[Python-Dev] PEP 461 Final?

Ethan Furman ethan at stoneleaf.us
Mon Jan 20 07:15:24 CET 2014


On 01/19/2014 06:56 PM, Stephen J. Turnbull wrote:
> Ethan Furman writes:
>
>> Well, that means that this PEP just further strengthens the notion
>> that format is for text (as then a custom numeric type could easily
>> override the display even for :d, :h, etc.) and % is for bytes
>> (where such glyphs are not natively representable anyway).
>
> This argument is specious.

I don't think so.  I think it's a good argument for the future of Python code.  Mind you, I should probably have said % 
is primarily for bytes, or even more useful for bytes than for text.  The idea being that true text fun stuff requires 
format, while bytes can only use % for easy formatting.


> Alternative numeric characters [are] just as representable as the ASCII
> digits are, and in the same way (by defining a bytes <-> str mapping,
> aka codec).  The problem is not that they're non-representable, it's
> that they're non-ASCII, and the numeric format codes implicitly
> specify the ASCII numerals when in text as well as when in bytes.

Certainly.  And you can't change that either.  Oh, wait, you can!  Define your own!

     class LocalNum(int):
         "displays d, i, and u codes in local language"

         def __format__(self, fmt):
             # do the fancy stuff so the characters are not ASCII, but whatever
             # is local here

Then you could have your text /and/ your numbers be in your own language.  But you can't get that using % unless you 
always call a custom function and use %s.


> (Note
> that "'{:d}'.format(True)" -> '1' works because True *is* an int and so
> can be d-formatted in principle.  It's not an exceptional case.  It's
> a different issue from what you're talking about here.)

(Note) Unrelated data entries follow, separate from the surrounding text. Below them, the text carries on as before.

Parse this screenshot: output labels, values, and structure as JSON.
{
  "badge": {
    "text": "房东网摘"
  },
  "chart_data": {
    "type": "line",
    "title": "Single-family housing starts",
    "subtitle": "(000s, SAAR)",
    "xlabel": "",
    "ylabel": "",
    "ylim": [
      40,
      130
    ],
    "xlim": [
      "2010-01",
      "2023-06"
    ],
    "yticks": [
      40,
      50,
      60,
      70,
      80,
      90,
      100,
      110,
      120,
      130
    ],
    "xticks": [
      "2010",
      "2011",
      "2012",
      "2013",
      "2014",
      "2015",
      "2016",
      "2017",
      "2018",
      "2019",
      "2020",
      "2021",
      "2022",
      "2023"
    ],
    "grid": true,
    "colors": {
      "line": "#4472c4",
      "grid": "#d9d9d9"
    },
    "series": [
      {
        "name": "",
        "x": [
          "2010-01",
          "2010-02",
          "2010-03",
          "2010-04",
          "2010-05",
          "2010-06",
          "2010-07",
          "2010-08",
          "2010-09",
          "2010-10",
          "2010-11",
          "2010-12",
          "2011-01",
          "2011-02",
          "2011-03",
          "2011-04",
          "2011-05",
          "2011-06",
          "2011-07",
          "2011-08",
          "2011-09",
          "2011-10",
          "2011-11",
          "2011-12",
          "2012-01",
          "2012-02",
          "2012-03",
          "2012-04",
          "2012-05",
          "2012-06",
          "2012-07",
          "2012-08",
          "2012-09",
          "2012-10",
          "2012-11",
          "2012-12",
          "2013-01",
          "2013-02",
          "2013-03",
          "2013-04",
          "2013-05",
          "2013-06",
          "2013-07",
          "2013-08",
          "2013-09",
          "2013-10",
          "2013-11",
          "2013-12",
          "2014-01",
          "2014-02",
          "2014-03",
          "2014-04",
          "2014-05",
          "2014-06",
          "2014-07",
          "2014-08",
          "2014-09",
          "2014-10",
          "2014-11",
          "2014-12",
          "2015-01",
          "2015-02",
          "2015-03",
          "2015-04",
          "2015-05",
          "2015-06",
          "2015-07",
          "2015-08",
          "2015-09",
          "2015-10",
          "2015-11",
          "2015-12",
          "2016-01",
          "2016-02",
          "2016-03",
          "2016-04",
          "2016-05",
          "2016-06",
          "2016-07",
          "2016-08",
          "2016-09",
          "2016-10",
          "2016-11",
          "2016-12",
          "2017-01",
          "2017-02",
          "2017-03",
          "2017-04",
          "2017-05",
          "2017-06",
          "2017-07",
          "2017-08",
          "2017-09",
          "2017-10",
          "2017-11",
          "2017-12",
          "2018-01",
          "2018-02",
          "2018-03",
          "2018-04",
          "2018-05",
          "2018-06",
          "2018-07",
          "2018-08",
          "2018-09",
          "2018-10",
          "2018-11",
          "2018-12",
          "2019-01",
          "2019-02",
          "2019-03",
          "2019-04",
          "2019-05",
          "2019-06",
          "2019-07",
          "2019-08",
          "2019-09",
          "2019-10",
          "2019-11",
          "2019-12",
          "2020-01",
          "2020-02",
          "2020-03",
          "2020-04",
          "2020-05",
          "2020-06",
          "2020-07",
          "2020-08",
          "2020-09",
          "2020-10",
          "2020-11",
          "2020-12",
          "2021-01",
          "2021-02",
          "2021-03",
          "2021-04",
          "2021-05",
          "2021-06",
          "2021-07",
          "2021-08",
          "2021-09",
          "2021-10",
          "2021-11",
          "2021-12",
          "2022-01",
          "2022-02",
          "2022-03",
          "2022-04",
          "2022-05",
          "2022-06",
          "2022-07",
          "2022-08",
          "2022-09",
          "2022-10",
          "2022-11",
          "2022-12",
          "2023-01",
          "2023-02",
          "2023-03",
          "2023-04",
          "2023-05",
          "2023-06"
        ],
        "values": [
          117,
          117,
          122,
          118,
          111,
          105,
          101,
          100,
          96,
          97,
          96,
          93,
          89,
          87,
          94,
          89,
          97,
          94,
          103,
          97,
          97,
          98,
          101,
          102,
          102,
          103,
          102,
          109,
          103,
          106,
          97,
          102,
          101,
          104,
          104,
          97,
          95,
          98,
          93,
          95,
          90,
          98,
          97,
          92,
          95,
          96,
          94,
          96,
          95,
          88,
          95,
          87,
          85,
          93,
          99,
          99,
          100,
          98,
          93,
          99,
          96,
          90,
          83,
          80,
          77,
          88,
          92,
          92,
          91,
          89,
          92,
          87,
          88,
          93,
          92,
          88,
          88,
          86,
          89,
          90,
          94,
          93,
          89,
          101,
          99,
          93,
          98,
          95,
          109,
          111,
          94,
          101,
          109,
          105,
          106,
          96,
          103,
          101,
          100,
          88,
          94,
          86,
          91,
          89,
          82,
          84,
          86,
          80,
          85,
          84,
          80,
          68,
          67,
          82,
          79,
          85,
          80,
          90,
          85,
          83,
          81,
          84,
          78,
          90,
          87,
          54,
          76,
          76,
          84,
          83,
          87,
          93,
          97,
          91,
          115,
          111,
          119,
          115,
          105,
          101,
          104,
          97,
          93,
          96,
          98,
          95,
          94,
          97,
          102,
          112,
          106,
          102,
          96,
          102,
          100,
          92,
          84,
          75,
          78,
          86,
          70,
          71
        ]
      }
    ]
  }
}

"'{:d}'.format(True)" is not exceptional, you're right.  But "'%d' % True" is, and was singled-out in the unicode 
display code to print as '1' and not as 'True'.  (Now all int subclasses behave this way (in 3.4 anyways).)

And I think it's the same issue, or at least closely related.  If you create a custom number type with the intention of 
displaying them in the local lingo, you have to use __format__ because % is hard coded to yield digits that map to ASCII.


> These PEPs provide a crutch for such crippled software, allowing them
> to hobble into the House of Python 3.

Very picturesque.

> That's obvious, so please don't try to obfuscate it; just declare
>  "consenting adults" and move on.

Lots of features can be abused.  That doesn't mean we shouldn't talk about the intended use cases and encourage those.